Đầu năm đi đó đi đây

Đầu năm nước Việt thì đầy bài thi…

(Đúng! Năm nào cũng thi chọn đội tuyển Việt Nam vào ngày mồng hai DL. Đây chỉ là bài duy nhất chưa có bài giải sau ba ngày thi).

This is the only problem without solution three days after completion of competition.

Problem 3 of Vietnam Team Selection Test 2014

ABC is a triangle with AB < AC and is inscribed in circle Γ with center O. Let I be the midpoint of arc BC that does not contain A. K is a point on AC that is different from C such that IK = IC. The line BK cuts the circle Γ and AI at D and E, respectively, with D different from B.  The line DI cuts the line AC at F.

a) Prove that EF = ½BC.

b) On DI pick point M such that CM || AD. The line KM cuts BC at N. The circumcircle of triangle BKN cuts Γ at P, with P different from B. Prove that the line PK passes through the midpoint of AD.

Solution by BBT

a) Extend IK to meet circle Γ at Q. Denote (Ω) the length of arc Ω. Since I is the midpoint of the minor arc BC, BI = CI = KI and both BIK and CIK are isosceles triangles with bases BK and CK, respectively. As a result, ∠IBK = ∠IKB and ∠ICK = ∠IKC. Furthermore, because angle ∠IBK subtends (DI) whereas angle ∠IKB subtends (BI) and DQ, and with BI = CI, we have CD = DQ.

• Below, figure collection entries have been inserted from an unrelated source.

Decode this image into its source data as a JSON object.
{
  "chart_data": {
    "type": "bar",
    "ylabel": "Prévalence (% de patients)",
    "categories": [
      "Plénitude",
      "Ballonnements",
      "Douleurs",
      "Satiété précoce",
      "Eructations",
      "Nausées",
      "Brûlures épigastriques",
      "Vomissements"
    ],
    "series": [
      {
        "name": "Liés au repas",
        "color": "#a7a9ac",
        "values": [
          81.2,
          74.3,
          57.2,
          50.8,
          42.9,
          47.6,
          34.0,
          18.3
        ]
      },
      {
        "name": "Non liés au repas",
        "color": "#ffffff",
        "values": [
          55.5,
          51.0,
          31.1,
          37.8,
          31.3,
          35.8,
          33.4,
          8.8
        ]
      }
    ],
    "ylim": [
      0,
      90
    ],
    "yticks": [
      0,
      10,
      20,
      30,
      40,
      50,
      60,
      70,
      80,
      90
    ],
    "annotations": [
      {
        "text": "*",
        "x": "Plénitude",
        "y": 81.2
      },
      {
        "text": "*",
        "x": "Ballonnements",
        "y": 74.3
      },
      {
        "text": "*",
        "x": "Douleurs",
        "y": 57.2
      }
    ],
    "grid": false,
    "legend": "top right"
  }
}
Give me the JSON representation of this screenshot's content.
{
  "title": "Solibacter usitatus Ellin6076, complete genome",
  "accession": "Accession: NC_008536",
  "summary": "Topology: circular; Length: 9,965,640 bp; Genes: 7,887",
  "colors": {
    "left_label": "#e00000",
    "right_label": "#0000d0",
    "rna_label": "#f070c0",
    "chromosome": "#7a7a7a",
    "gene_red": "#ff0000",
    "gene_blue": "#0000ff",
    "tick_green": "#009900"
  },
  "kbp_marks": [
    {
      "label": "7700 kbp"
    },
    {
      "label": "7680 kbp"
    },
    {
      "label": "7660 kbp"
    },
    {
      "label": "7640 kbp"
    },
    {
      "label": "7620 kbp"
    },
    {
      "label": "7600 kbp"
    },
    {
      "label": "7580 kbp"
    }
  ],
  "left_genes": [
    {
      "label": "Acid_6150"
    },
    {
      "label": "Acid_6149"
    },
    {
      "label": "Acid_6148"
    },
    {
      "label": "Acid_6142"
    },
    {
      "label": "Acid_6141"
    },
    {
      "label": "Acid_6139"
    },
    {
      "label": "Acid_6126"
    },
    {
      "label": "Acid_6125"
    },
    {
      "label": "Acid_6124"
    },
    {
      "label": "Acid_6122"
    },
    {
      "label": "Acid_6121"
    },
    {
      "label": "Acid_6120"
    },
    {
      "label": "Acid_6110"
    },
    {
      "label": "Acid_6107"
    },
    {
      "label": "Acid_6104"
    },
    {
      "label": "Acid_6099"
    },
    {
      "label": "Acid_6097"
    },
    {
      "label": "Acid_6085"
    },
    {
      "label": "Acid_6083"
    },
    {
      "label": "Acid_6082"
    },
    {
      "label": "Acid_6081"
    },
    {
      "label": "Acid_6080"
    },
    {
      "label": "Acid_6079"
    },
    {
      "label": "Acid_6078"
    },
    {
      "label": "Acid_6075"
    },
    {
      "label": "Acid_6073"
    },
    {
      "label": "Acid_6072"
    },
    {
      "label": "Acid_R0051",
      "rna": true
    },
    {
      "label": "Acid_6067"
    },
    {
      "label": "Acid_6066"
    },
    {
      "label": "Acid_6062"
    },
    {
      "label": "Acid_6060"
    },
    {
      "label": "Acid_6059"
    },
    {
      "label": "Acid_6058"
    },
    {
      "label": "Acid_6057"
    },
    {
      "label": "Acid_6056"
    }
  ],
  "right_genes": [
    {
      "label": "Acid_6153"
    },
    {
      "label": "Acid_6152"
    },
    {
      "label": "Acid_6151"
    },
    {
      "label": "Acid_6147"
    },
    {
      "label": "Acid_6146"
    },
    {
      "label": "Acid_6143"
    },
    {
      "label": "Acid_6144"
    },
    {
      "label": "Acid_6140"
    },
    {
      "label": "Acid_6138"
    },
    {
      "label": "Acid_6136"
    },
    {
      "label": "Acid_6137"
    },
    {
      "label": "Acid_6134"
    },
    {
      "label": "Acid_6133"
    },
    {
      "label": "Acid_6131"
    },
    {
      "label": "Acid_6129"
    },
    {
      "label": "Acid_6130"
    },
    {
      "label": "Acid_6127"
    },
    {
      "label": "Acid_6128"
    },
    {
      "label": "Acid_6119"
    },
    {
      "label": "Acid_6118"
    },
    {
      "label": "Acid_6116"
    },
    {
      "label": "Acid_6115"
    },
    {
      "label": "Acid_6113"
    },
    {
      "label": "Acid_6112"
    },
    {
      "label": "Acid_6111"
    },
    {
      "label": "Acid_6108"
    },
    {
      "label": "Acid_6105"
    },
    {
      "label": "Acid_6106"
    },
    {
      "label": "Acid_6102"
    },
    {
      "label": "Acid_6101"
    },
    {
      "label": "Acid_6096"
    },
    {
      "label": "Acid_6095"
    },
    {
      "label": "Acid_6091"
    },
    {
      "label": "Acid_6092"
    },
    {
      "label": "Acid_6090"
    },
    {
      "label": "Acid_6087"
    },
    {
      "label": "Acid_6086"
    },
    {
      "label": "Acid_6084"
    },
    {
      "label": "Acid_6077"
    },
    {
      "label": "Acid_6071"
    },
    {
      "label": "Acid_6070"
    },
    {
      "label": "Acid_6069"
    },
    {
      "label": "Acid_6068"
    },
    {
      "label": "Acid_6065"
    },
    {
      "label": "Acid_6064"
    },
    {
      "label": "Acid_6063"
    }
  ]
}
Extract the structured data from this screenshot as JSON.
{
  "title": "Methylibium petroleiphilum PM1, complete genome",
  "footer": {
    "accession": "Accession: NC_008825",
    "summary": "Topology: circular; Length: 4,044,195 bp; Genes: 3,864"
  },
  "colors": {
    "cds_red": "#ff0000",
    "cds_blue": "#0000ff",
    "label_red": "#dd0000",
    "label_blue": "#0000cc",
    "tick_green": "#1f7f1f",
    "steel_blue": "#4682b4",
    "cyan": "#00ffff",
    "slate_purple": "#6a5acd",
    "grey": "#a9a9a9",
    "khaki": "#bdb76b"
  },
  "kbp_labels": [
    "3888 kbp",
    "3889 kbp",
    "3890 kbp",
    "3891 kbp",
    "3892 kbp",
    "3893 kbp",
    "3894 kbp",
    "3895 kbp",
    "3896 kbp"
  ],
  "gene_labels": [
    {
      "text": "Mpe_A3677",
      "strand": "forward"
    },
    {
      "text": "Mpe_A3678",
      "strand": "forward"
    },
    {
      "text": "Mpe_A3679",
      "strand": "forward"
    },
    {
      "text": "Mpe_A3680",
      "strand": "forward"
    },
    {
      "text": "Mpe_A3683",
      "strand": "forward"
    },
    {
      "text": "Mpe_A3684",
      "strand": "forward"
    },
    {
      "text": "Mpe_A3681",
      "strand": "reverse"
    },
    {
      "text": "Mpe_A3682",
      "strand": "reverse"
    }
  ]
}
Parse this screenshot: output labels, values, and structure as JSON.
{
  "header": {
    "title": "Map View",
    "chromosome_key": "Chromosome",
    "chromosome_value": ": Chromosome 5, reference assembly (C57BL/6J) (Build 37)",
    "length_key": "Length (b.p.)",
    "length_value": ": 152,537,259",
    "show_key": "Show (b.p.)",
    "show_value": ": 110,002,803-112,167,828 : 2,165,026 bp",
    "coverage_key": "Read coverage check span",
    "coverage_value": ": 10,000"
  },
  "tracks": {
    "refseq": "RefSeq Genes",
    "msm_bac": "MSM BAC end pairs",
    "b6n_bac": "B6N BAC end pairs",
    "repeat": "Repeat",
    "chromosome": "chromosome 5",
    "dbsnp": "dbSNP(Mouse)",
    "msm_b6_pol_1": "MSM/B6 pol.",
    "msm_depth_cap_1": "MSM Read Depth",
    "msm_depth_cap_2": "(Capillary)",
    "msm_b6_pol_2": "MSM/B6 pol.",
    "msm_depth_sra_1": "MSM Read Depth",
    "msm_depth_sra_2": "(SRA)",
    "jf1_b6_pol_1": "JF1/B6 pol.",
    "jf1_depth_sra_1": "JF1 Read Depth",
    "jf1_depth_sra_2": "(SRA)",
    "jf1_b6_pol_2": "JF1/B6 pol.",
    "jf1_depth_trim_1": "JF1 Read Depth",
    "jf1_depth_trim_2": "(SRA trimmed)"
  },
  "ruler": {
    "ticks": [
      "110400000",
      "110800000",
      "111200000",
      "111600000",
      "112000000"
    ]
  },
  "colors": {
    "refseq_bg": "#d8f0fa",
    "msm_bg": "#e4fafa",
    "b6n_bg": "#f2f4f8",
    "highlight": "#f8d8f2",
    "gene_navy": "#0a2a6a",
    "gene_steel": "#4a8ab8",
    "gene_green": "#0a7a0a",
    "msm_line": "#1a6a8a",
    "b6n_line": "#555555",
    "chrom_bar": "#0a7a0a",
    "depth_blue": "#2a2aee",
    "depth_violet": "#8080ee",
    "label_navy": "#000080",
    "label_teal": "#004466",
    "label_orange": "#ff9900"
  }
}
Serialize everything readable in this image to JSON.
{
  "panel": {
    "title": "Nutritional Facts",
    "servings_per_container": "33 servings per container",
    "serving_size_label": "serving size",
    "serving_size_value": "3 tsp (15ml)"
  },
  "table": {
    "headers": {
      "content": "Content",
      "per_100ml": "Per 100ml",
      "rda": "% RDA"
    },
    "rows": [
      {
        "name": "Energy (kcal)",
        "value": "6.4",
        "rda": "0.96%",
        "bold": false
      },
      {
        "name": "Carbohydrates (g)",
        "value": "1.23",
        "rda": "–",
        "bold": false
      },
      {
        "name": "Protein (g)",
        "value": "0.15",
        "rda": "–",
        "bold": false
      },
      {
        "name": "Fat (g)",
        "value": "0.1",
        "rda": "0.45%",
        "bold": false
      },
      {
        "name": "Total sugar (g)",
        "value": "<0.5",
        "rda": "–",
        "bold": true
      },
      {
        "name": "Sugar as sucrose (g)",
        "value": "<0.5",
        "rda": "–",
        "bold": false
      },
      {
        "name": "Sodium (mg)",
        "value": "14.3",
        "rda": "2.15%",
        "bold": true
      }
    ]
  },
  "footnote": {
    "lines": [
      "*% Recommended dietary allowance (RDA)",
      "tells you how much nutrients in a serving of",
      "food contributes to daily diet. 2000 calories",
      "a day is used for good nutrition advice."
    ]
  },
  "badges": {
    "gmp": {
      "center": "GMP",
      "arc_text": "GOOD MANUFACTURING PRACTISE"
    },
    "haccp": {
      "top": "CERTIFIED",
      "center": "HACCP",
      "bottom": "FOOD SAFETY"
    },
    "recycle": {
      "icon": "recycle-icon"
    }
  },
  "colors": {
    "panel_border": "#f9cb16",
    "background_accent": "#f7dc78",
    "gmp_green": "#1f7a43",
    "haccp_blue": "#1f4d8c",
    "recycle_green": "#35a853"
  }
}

Similarly, with ∠ICK = ∠IKC and angle ∠ICK subtends (AI) whereas angle ∠IKC subtends (CI) and AQ, and with BI = CI, we have AB = AQ. Now with (BI) = (CI), (AB) = (AQ), and (CD) = (DQ), we have (AB) + (DI) = (AD) + (BI) = ½(Γ), or ∠AEB = 90° and E is the midpoint of BK. Similarly, (AD) + (CI) = (AI) + (CD) = ½(Γ), or ∠AFD = 90° and F is the midpoint of CK. Therefore, EF = ½BC.

b) From ∠AEB = 90° and ∠AFD = 90°, AI ⊥BD, AC ⊥DI and K is the orthocenter of triangle ADI, or AD ⊥IK. However, given CM || AD, we also have CM ⊥IK. Combining with AC ⊥DI (or CK ⊥IF), M is the orthocenter of triangle CKI. As a result ∠CKN = ∠KCM.

Denote the circumcircle of triangle BKN Φ, r and Rthe radii of Γ and Φ, respectively. We will prove that the two triangles BNK and ACD are similar. Indeed, ∠NBK = ∠CBK = ∠CAD (both subtend (CD) on circle Γ), and ∠BNK = ∠BCK + ∠CKN = ∠BCK + ∠MCK (because M is the orthocenter of isosceles triangle CKI) = ∠BCA + ∠CAD (because CM || AD). Now note that ∠BCA subtends (AB) and ∠CAD subtends (CD) = ∠CKD = ∠KCD (because CDK is isosceles with base CK). The two triangles BNK and ACD have their respective angles being congruent and are similar. This result gives us AD/BK = r/R.

Furthermore, ∠BNK = ∠BPK subtends (BK) on Φ and ∠BPK also subtends (BJ) on Γ, and we also have BJ/BK = r/R, or AD/BK = BJ/BK  and AD = BJ, or AB = DJ. This implies that AJ || BD, or AJ || DK and because AI ⊥BD, AI ⊥AJ, or ∠IAJ = 90°, and I, O, and J are collinear and IJ⊥BC. This gives us ∠AIJ = ∠CBD. Therefore, AJ = CD = DK. Let line PK pass through the mid-point of AD at point L. Since AJ || DK and AJ = DK, AJDK is a parallelogram and L is the midpoint of AD.